Tuesday, February 16, 2010

The Colorful Cassons (& Conroys)

Click on Paint Chart to Enlarge
Enjoy Reading Humorous Captions!*

A few summers ago, when my nephew Daniel came to visit me In West Lafayette, we walked over to Chauncey Village so that he could have the fun of shopping at VON'S, the best bookstore for miles around. Daniel, a specialist in adolescent lit, checked out all the titles and settled on a book to leave behind for me to read after he returned home. He was sure that I would love it, and he was right!

That book, Saffy's Angel (2001) is the first in a series of five novels, and after just one, I was hooked! It was fun and fast (always a plus with me, the slowest reader under the sun), reminiscent of The Saturdays, Understood Betsy, and The Mixed Up Files of Mrs. Basil E. Frankweiler -- all rolled into one.

Written by British author, Hilary McKay, the Casson Books are a great teen reading series (let's say PG 13, as there is a substantial amount of adult conflict). The Casson parents are eccentric artists, who have named all their children after colors: the girls -- Cadmium, Saffron (that's Saffy), Rose, and their brother Indigo.

The novel opens and closes with a reference to the all - important paint chart on the wall of their chaotic kitchen: "Each little square had the name of the color underneath. To the Casson children those names were as familiar as nursery rhymes. Other families had lullabies, but the Cassons had fallen asleep to lists of colors" (1, Saffy's Angel).

In Saffy's Angel, each of the children is up to something. Saffy is searching for the meaning of her name and for the angel that is her inheritance, Caddy is learning to drive, and Indigo is learning to be brave. A few months ago, I wrote a Quotidian blog post about Indigo's quest for courage: "Indigo thought about it, and it seemed to him that he had been born afraid of almost everything. He made a list. He wrote down on a piece of paper all the things that frightened him most, and he set about to cure himself" (24, Saffy's Angel).

Each successive novel features one particular sibling, though we learn about all of them in every book: Indigo's Star (2003), Permanent Rose (2005), and Caddy Ever After (2006). Naturally, each child has a special talent, but it's Rose who seems to have inherited her parents' artistic tendencies:
"By now the morning was bright with heat. Rose, who saw the world in terms of pictures, thought that if she had wanted to paint it, she would need the sort of colors they were expected to use at school. Flat yellows and oranges, and hopeless, unshining greens. She squinted up to the sun as if to ask what it was thinking of to allow such unpleasantness. The sun glared back down at her like an overbearing adult who had finished with pandering to the likes of Rose." ~ from Permanent Rose (75)
As the youngest, Rose requires a bit more time to grow up. Thus, to the great delight of her readers, McKay has written one more novel on Rose's behalf: Forever Rose (2007). I can say for sure that Daniel and I would be happy if this series just went on and on and on . . .

Follow - Ups
Summer 2014: latest installment Caddy's World
Spring 2015: and now there's Rose's Blog

No doubt about it, McKay knows how to create a fun, lovable family, with plenty of sibling rivalry to go around, but also great affection. Before the Cassons, there were the Conroys, a family of four sisters -- Ruth, Naomi, Rachel, and Phoebe -- who call themselves The Exiles. In this trilogy -- The Exiles (1991), The Exiles at Home (1992), and The Exiles in Love (1996) -- McKay has recreated Little Women in present day England. Very clever and well done; every parallel is there!

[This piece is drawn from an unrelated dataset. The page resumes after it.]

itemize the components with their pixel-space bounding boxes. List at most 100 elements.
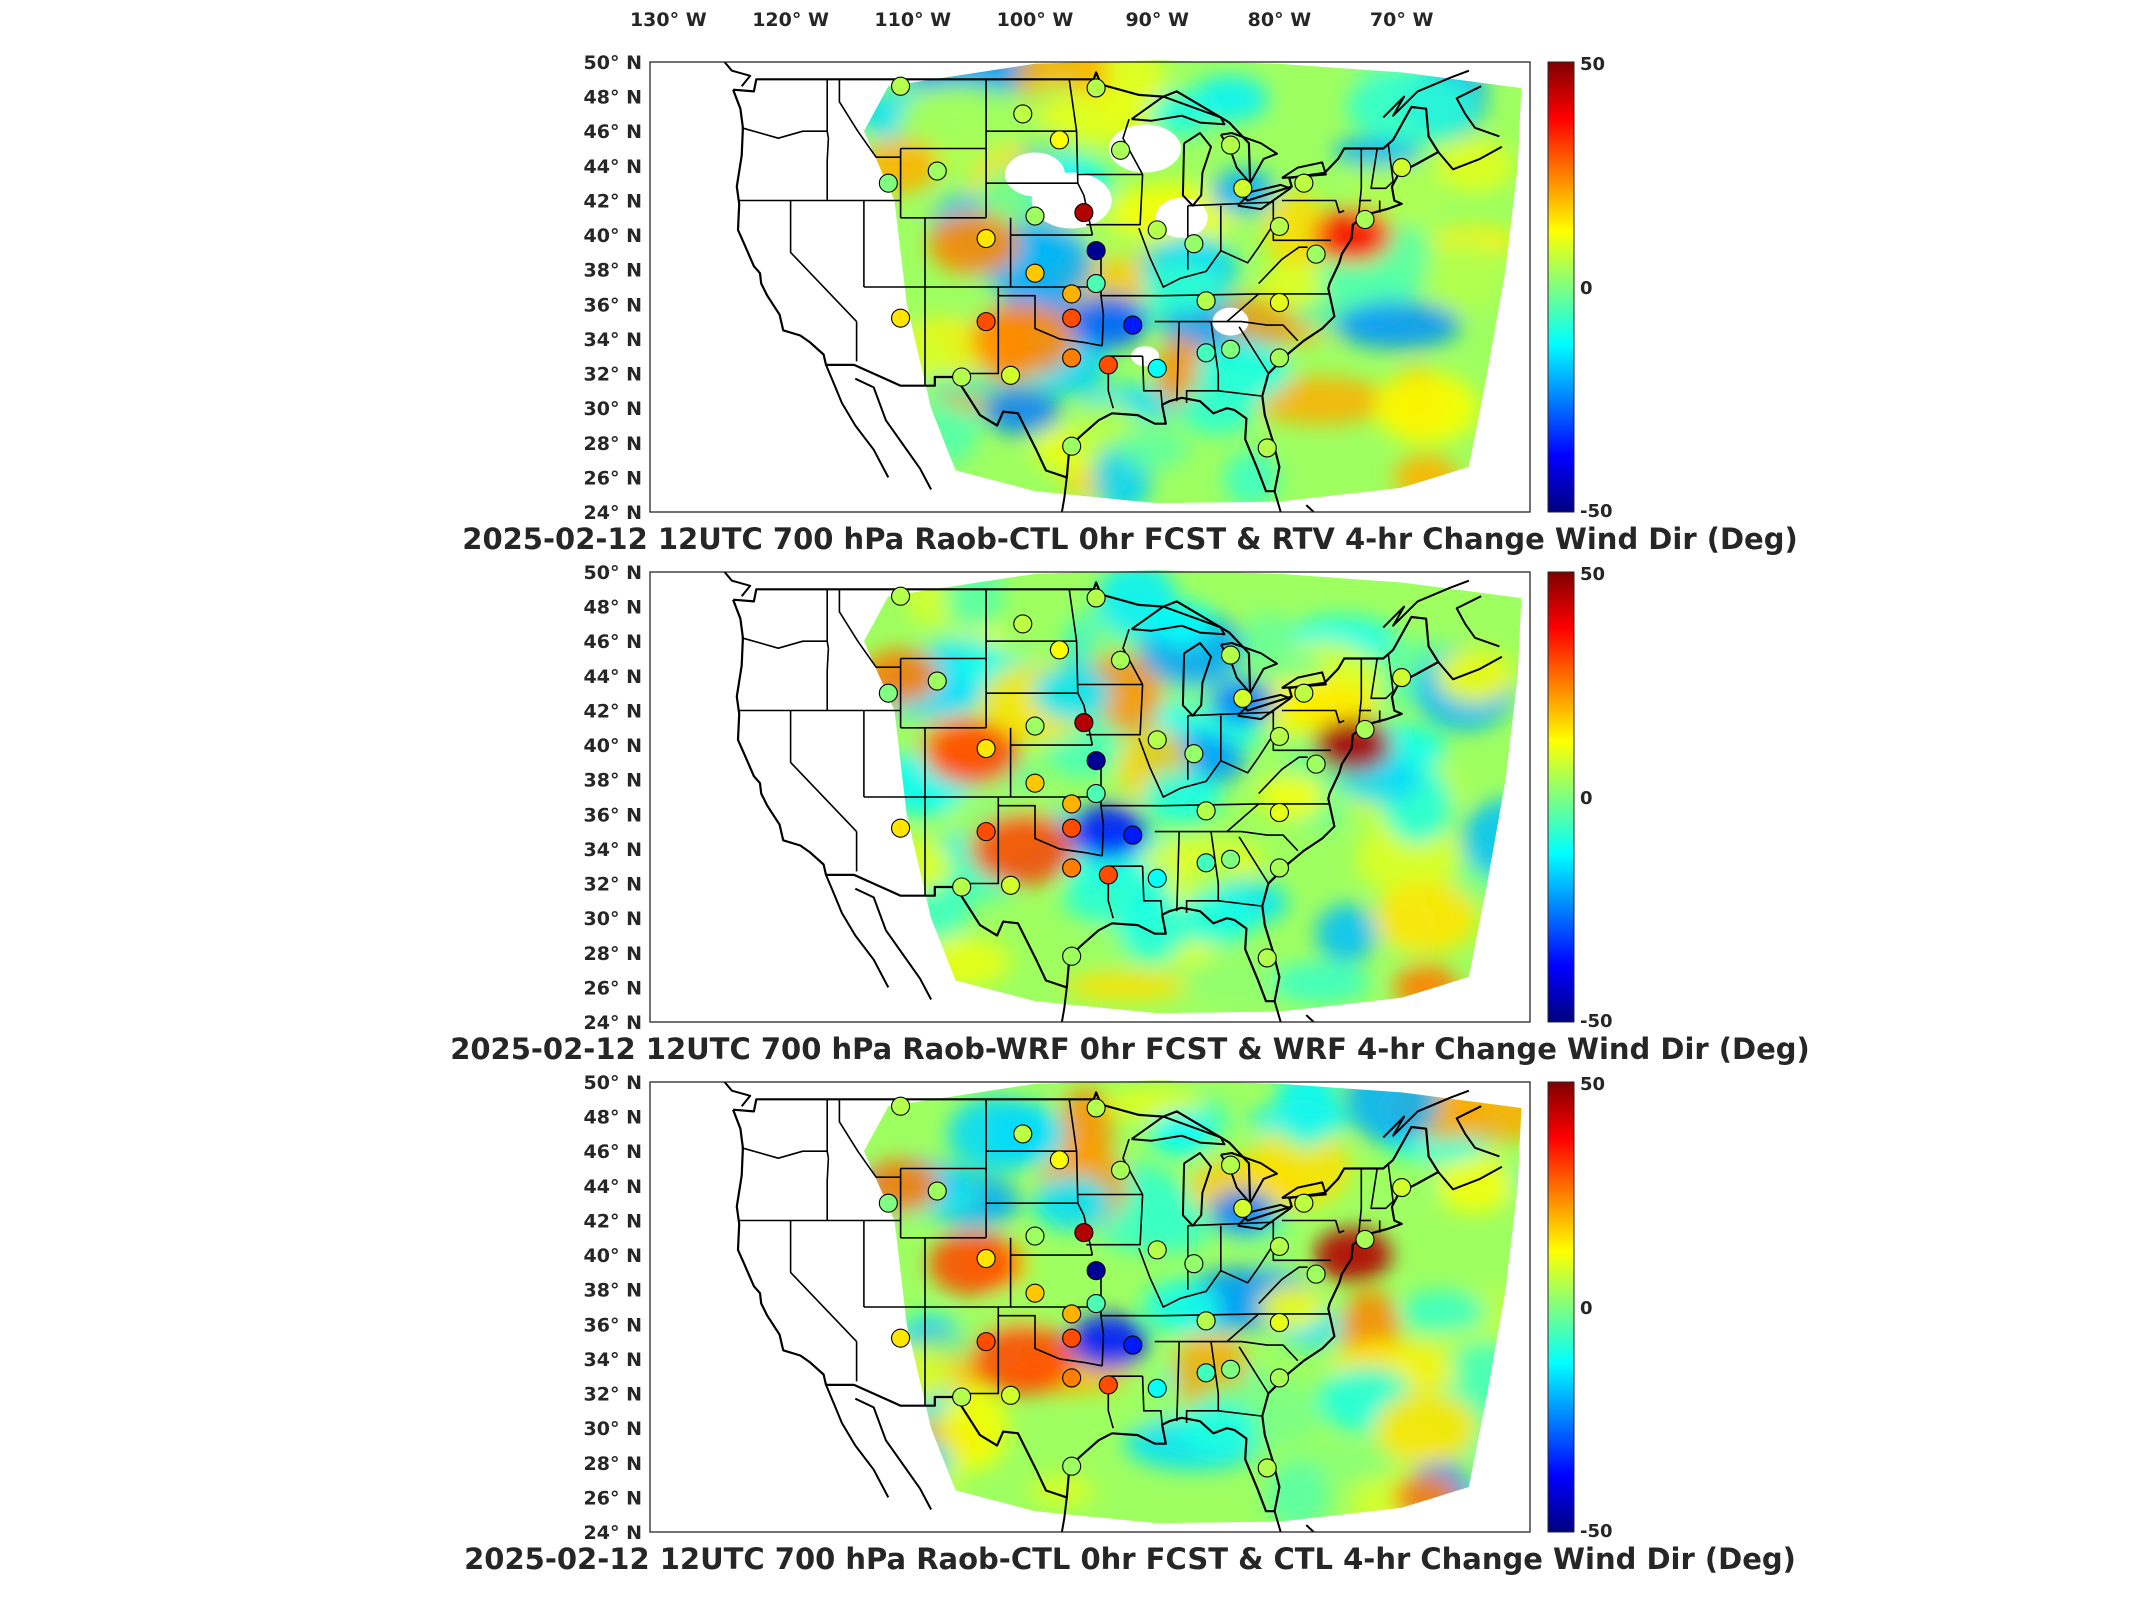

A few favorite thoughts about thinking:
"Only people with no mental resources get bored."
~ from The Exiles in Love (122)

"Rachel's diary . . . In it every meal she had eaten that summer had been carefully recorded. Writing accounts of mere events, she had soon decided, was a waste of time and not at all necessary. For example, she could look at the previous Sunday's entry: 'Ordinary breakfast, roast chicken, peas, pots, runny trifle pudding, egg sandwiches, chocolate cake, ginger cookies,' and the whole day's happenings would immediately spring to mind and insert themselves neatly between the appropriate meals. Rachel thought that everyone's brain worked this way."
~ from The Exiles (148, 201)

Even better than Rachel's "meticulous record of . . . eating" (which I think just might work for me as a method of recollection!) is the girls' description of their grandmother's way of thinking: " . . . she doesn't forget things. She notices everything and it goes into her head and makes patterns. Or something. So the more she notices, the more she knows."
~ from The Exiles at Home (102)

*The humorously captioned color chart is a trade postcard,
advertising the BBC Good Homes Show 2002,
held at the National Exhibition Center
in Birmingham, England, 3 - 6 May 2002.